Either that, or it was a metaphor for the inner turmoil she now feels, having realised that becoming a judge on ITV’s The X Factor was a big mistake.

By itself, for the delectation of an older audience, all this would be harmless enough. However, in the highly sexualised world of pop and celebrity, it has skewed teenage perspective on what is, and is not, appropriate to wear.

Most parents of teenage girls will be all too familiar with the struggle to stop them going out the front door on a Saturday night looking like the keenest new employee at the Den’o’Vice brothel.

Indeed, I thought of Chrissie Hynde’s wise words when I saw how Chelsea football manager Jose Mourinho’s daughter had chosen to dress herself to attend a do with him this week.

At the GQ Men Of The Year Awards dinner in London, the 18 year old went braless in a deep-plunge tuxedo dress that wouldn’t have kept a mouse warm.

The £2 000 (about R160 000) Balmain creation was open at the front, the way a bag of crisps looks after I’ve torn it apart during a hormonal meltdown.

Heaven knows what happened to the outfit’s technical dynamics when Matilde Mourinho sat down, but “modest” is not the word that springs to mind.

Is this an appropriate moment to mention that her friends and family call her Tita?

Many who are unfamiliar with the sensation of sympathising with the controversial Chelsea boss felt his pain as photographs emerged of him with Tita.

She had the slightly scalded look of someone who has just been given the razor-tongued Premier League manager’s hairdryer treatment; he had the thunderous Dad-face of a man who had spent much of the previous hour yelling: “You’re not going out looking like that, young lady!” Clearly to no avail.

But look at what Matilde has grown up with, surrounded by images of the brutishly sexy icons she has no doubt come to accept and admire as normal.
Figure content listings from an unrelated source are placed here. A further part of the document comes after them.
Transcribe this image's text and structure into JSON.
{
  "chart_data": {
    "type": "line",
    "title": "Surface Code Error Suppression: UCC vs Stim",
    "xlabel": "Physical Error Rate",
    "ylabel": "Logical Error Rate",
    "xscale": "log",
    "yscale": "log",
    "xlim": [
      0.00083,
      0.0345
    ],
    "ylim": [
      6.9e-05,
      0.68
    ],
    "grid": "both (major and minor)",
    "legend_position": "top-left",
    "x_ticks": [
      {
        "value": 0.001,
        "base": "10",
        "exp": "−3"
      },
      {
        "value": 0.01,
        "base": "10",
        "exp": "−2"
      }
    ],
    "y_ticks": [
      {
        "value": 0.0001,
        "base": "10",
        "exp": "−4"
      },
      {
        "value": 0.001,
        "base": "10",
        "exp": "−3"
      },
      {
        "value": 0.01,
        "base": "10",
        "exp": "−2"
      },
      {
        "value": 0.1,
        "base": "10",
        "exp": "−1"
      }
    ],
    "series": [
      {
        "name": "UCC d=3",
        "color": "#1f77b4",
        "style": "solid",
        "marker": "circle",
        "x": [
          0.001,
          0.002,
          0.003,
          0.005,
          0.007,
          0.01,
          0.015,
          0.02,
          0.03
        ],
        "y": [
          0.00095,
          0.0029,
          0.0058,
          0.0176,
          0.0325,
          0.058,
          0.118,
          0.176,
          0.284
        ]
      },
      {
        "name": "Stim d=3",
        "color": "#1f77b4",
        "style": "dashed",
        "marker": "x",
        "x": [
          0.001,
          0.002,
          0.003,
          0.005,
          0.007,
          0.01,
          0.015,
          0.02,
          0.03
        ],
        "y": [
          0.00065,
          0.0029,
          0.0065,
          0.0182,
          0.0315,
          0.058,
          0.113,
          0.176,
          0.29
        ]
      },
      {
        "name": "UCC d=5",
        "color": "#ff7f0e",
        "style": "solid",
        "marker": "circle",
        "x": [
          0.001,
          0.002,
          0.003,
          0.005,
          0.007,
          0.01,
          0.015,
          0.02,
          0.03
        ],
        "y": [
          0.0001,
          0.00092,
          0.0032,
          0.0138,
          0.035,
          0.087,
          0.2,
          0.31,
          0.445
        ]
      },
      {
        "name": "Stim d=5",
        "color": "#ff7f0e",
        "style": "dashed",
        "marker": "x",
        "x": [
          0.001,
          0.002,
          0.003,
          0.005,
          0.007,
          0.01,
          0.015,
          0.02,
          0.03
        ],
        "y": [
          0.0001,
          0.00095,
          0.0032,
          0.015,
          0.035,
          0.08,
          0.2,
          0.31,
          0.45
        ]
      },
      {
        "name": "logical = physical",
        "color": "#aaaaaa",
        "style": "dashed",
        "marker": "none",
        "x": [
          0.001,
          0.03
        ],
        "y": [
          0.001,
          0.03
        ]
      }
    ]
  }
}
Her outfit was exactly the kind of barely there festival of cling and clutch so beloved of the Kardashian girls. Even the way she had applied contouring make-up to enhance her cleavage was pure Kimmy K.

If she scrubbed all that off and put on a nice frock, she’d look lovely. I sound like my mother, I know. But it’s getting ridiculous.

No wonder parents are tearing their hair out. But the cruel insouciance of the young knows nobounds.

Take Miley Cyrus, for example. The 22-year-old likes to show her breasts because she believes in a movement called Free The Nipple: the right for women to flaunt their points in public and challenge conventional standards of dress.

It’s pure bubblehead nonsense of course, but unlike poor Miss Mourinho and her glowering father, Miley’s dad is, seemingly, onside. She told a chat show host: “He’d rather me have my t**s out and be a good person than have a shirt on and be a b***h. When you’ve got your t**s out, you can’t really be an a***hole.”

 

So here is poor little Miss Mourinho, still at school, dressing like a Fifty Shades sex croupier.

What is sad is not that this young girl feels she has to dress like this, but her innocent assumption that it was okay and that her father would think it was appropriate.

Well, she was wrong about that one. And, where was Mom in all this? You’ve got to wonder.